Hameln (ni). Für den städtischen Haushalt 2010 sieht es zappenduster aus. „Spätestens im nächsten Jahr erreicht uns die Finanzkrise“, sagt Oberbürgermeisterin Susanne Lippmann und rechnet mit Einnahmeausfällen in Höhe von mehreren Millionen Euro.
 Als im Mai die jüngste Steuerschätzung für das Jahr 2009 auf dem Tisch lag, hob in der niedersächsischen Landesregierung das große Stöhnen an. Jetzt sind die unerfreulichen Daten auf die kommunale Ebene heruntergebrochen – und herrscht auch im Hamelner Rathaus Alarmstimmung. Die Stadt, soviel ist inzwischen sicher, hat im nächsten Jahr deutlich weniger Geld von Land zu erwarten, als in der mittelfristigen Finanzplanung veranschlagt. Drastische Einbrüche stehen bei den Einnahmen aus der Einkommensteuer ins Haus, die das Land über ein Umlagesystem an die Kommunen verteilt. Statt der kalkulierten 17,8 Millionen Euro werden höchstens 13,5 Millionen in Hameln ankommen. Doch damit ist die Talsohle längst nicht erreicht. Auch die Zuweisungen des Landes an die Stadt werden geringer ausfallen als angenommen. „Noch ist nicht klar, mit welchen Einbußen wir rechnen müssen“, sagt Lippmann, „aber ich gehe auch beim Finanzausgleich von einem Minus in Höhe einiger Millionen Euro aus“.
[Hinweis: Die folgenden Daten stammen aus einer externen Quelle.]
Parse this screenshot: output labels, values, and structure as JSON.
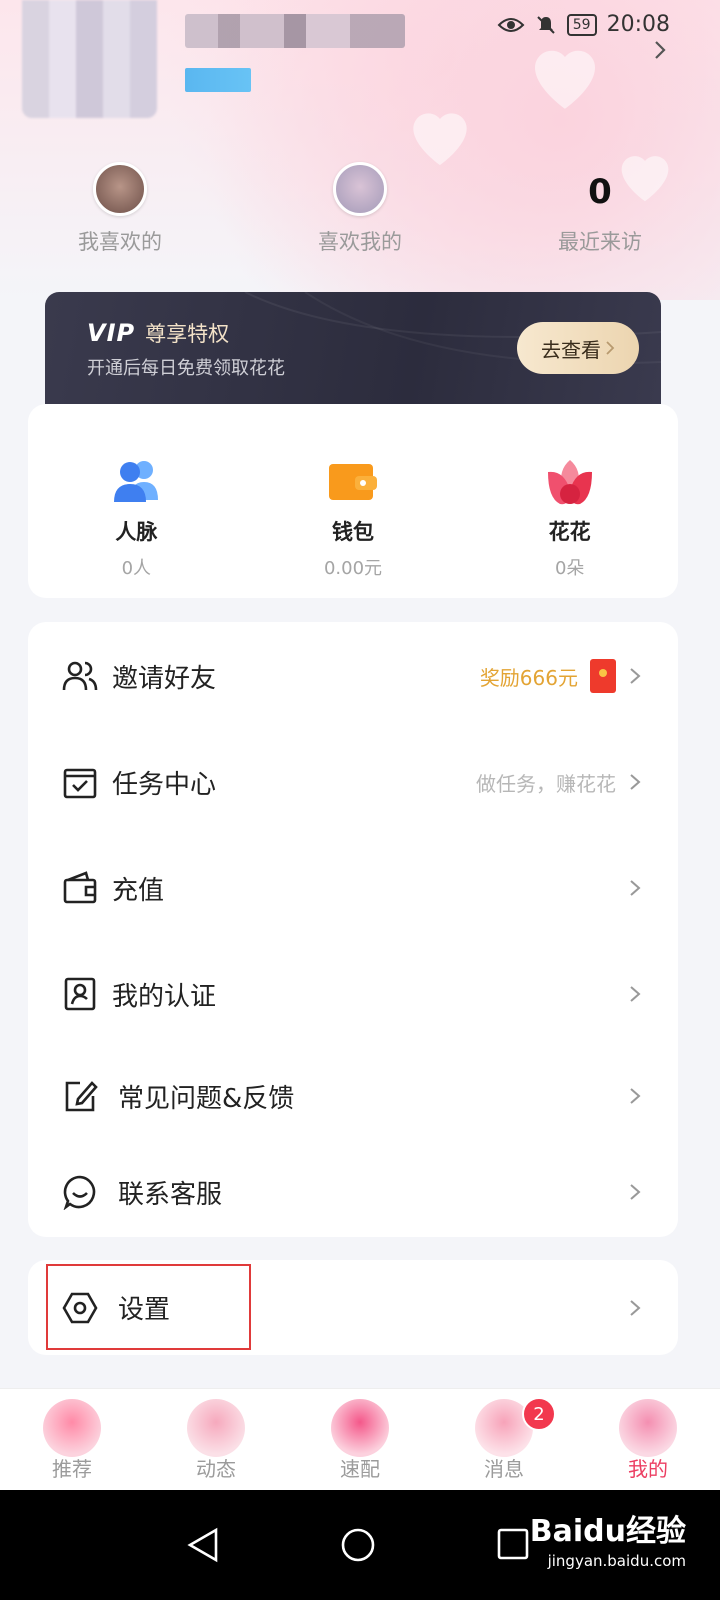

Und was die Einnahmen aus der Gewerbesteuer angeht, flaggt Lippmann vorsichtshalber auch schon mal halbmast: „Ich gehe ja nicht mit geschlossenen Augen durch die Stadt und weiß, dass Gewerbesteuer zahlende Betriebe Kurzarbeit machen.“ Auch diese Quelle werde 2010 weniger sprudeln als in den Vorjahren.